ABSTRACT

Several things had to be made clear for this to work. First, the actor has to tell the audience everything that is in his head. This does not mean a constant brash declaration of emotion, but rather a steady stream of consciousness depicted by a thousand different changes of attitude, constant animations, changes in pace, rhythm and atmosphere. The actor has to have a very clear thought process – almost a complete text which, while it changes nightly, follows very much the same lines. The animation is constant, and the control of the breath is vital. Such subtle work requires the actor to communicate principally through the minute changes in the torso, which controls the breath, carries the head, and is the instigator of expressing true thought. Emotional truth, when expressed purely physically, starts at the sternum and works outwards.
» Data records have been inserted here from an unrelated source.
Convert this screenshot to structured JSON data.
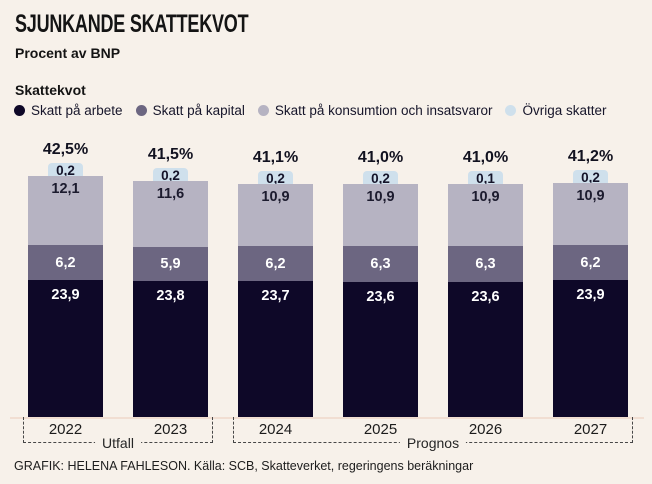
{
  "header": {
    "title": "SJUNKANDE SKATTEKVOT",
    "subtitle": "Procent av BNP"
  },
  "chart_data": {
    "type": "bar",
    "stacked": true,
    "title": "Sjunkande skattekvot",
    "ylabel": "Procent av BNP",
    "legend_title": "Skattekvot",
    "legend_position": "top",
    "grid": false,
    "categories": [
      "2022",
      "2023",
      "2024",
      "2025",
      "2026",
      "2027"
    ],
    "totals": [
      "42,5%",
      "41,5%",
      "41,1%",
      "41,0%",
      "41,0%",
      "41,2%"
    ],
    "series": [
      {
        "name": "Skatt på arbete",
        "color": "#0e0828",
        "label_color": "#ffffff",
        "values": [
          23.9,
          23.8,
          23.7,
          23.6,
          23.6,
          23.9
        ]
      },
      {
        "name": "Skatt på kapital",
        "color": "#6c6681",
        "label_color": "#ffffff",
        "values": [
          6.2,
          5.9,
          6.2,
          6.3,
          6.3,
          6.2
        ]
      },
      {
        "name": "Skatt på konsumtion och insatsvaror",
        "color": "#b6b3c2",
        "label_color": "#1c1b2e",
        "values": [
          12.1,
          11.6,
          10.9,
          10.9,
          10.9,
          10.9
        ]
      },
      {
        "name": "Övriga skatter",
        "color": "#cfe0ec",
        "label_color": "#15142a",
        "values": [
          0.2,
          0.2,
          0.2,
          0.2,
          0.1,
          0.2
        ]
      }
    ],
    "groups": [
      {
        "label": "Utfall",
        "from": 0,
        "to": 1
      },
      {
        "label": "Prognos",
        "from": 2,
        "to": 5
      }
    ],
    "axis": {
      "baseline_color": "#f1ded2"
    }
  },
  "footer": {
    "credit": "GRAFIK: HELENA FAHLESON. Källa: SCB, Skatteverket, regeringens beräkningar"
  },
  "colors": {
    "background": "#f7f1ea"
  }
}
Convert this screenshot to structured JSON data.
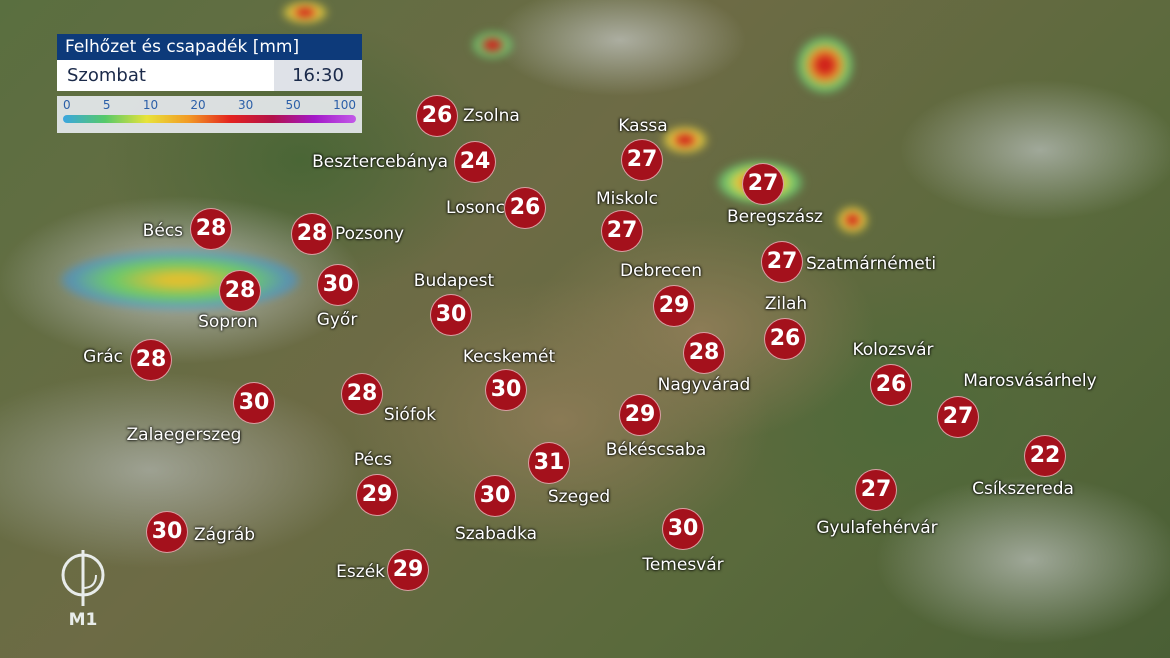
{
  "legend": {
    "title": "Felhőzet és csapadék [mm]",
    "day": "Szombat",
    "time": "16:30",
    "scale": [
      "0",
      "5",
      "10",
      "20",
      "30",
      "50",
      "100"
    ]
  },
  "logo": {
    "text": "M1"
  },
  "cities": [
    {
      "name": "Zsolna",
      "temp": "26"
    },
    {
      "name": "Besztercebánya",
      "temp": "24"
    },
    {
      "name": "Kassa",
      "temp": "27"
    },
    {
      "name": "Beregszász",
      "temp": "27"
    },
    {
      "name": "Losonc",
      "temp": "26"
    },
    {
      "name": "Miskolc",
      "temp": "27"
    },
    {
      "name": "Bécs",
      "temp": "28"
    },
    {
      "name": "Pozsony",
      "temp": "28"
    },
    {
      "name": "Szatmárnémeti",
      "temp": "27"
    },
    {
      "name": "Budapest",
      "temp": "30"
    },
    {
      "name": "Debrecen",
      "temp": "29"
    },
    {
      "name": "Győr",
      "temp": "30"
    },
    {
      "name": "Sopron",
      "temp": "28"
    },
    {
      "name": "Zilah",
      "temp": "26"
    },
    {
      "name": "Grác",
      "temp": "28"
    },
    {
      "name": "Kecskemét",
      "temp": "30"
    },
    {
      "name": "Nagyvárad",
      "temp": "28"
    },
    {
      "name": "Kolozsvár",
      "temp": "26"
    },
    {
      "name": "Marosvásárhely",
      "temp": "27"
    },
    {
      "name": "Zalaegerszeg",
      "temp": "30"
    },
    {
      "name": "Siófok",
      "temp": "28"
    },
    {
      "name": "Békéscsaba",
      "temp": "29"
    },
    {
      "name": "Csíkszereda",
      "temp": "22"
    },
    {
      "name": "Pécs",
      "temp": "29"
    },
    {
      "name": "Szeged",
      "temp": "31"
    },
    {
      "name": "Szabadka",
      "temp": "30"
    },
    {
      "name": "Gyulafehérvár",
      "temp": "27"
    },
    {
      "name": "Temesvár",
      "temp": "30"
    },
    {
      "name": "Zágráb",
      "temp": "30"
    },
    {
      "name": "Eszék",
      "temp": "29"
    }
  ]
}
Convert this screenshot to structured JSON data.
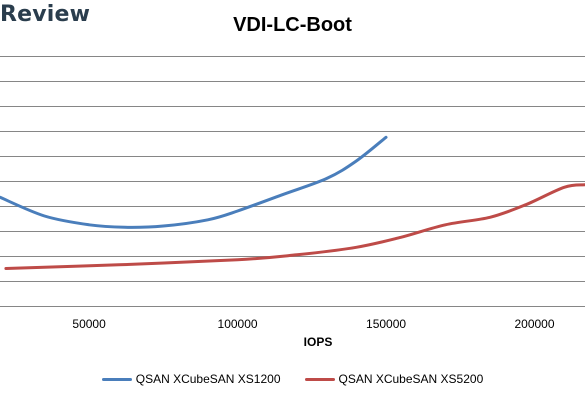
{
  "watermark": "Review",
  "chart_data": {
    "type": "line",
    "title": "VDI-LC-Boot",
    "xlabel": "IOPS",
    "ylabel": "",
    "xlim": [
      20000,
      217000
    ],
    "ylim": [
      0,
      100
    ],
    "x_ticks": [
      50000,
      100000,
      150000,
      200000
    ],
    "y_gridlines": [
      100,
      90,
      80,
      70,
      60,
      50,
      40,
      30,
      20,
      10,
      0
    ],
    "y_tick_labels_visible": false,
    "grid": "horizontal",
    "legend_position": "bottom",
    "series": [
      {
        "name": "QSAN XCubeSAN XS1200",
        "color": "#4a7ebb",
        "points": [
          [
            20000,
            43.5
          ],
          [
            35000,
            36.0
          ],
          [
            50000,
            32.5
          ],
          [
            62000,
            31.5
          ],
          [
            75000,
            32.0
          ],
          [
            90000,
            34.5
          ],
          [
            100000,
            38.0
          ],
          [
            115000,
            44.5
          ],
          [
            130000,
            51.0
          ],
          [
            140000,
            58.0
          ],
          [
            150000,
            67.5
          ]
        ]
      },
      {
        "name": "QSAN XCubeSAN XS5200",
        "color": "#be4b48",
        "points": [
          [
            22000,
            15.0
          ],
          [
            60000,
            16.5
          ],
          [
            100000,
            18.5
          ],
          [
            120000,
            20.5
          ],
          [
            140000,
            23.5
          ],
          [
            155000,
            27.5
          ],
          [
            170000,
            32.5
          ],
          [
            185000,
            35.5
          ],
          [
            197000,
            40.5
          ],
          [
            210000,
            47.5
          ],
          [
            217000,
            48.5
          ]
        ]
      }
    ]
  }
}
Imagine seeing someone you love walk into a room. The impulse for you to stand to greet this person will come from the chest, radiating outwards, finding final expression in the manipulation of fingers or objects in hand – clothes, hair etc. So the psychological journey a mask character goes on – and therefore that of the audience – is communicated by the continuous depiction of realisations, decisions and actions. If you were to listen to the actor’s internal monologue, it would sound like verbal diarrhoea, but without it, the mask would not have the strength to hold the audience. And of

course, if the actor does not tell the audience everything, then it will die very quickly.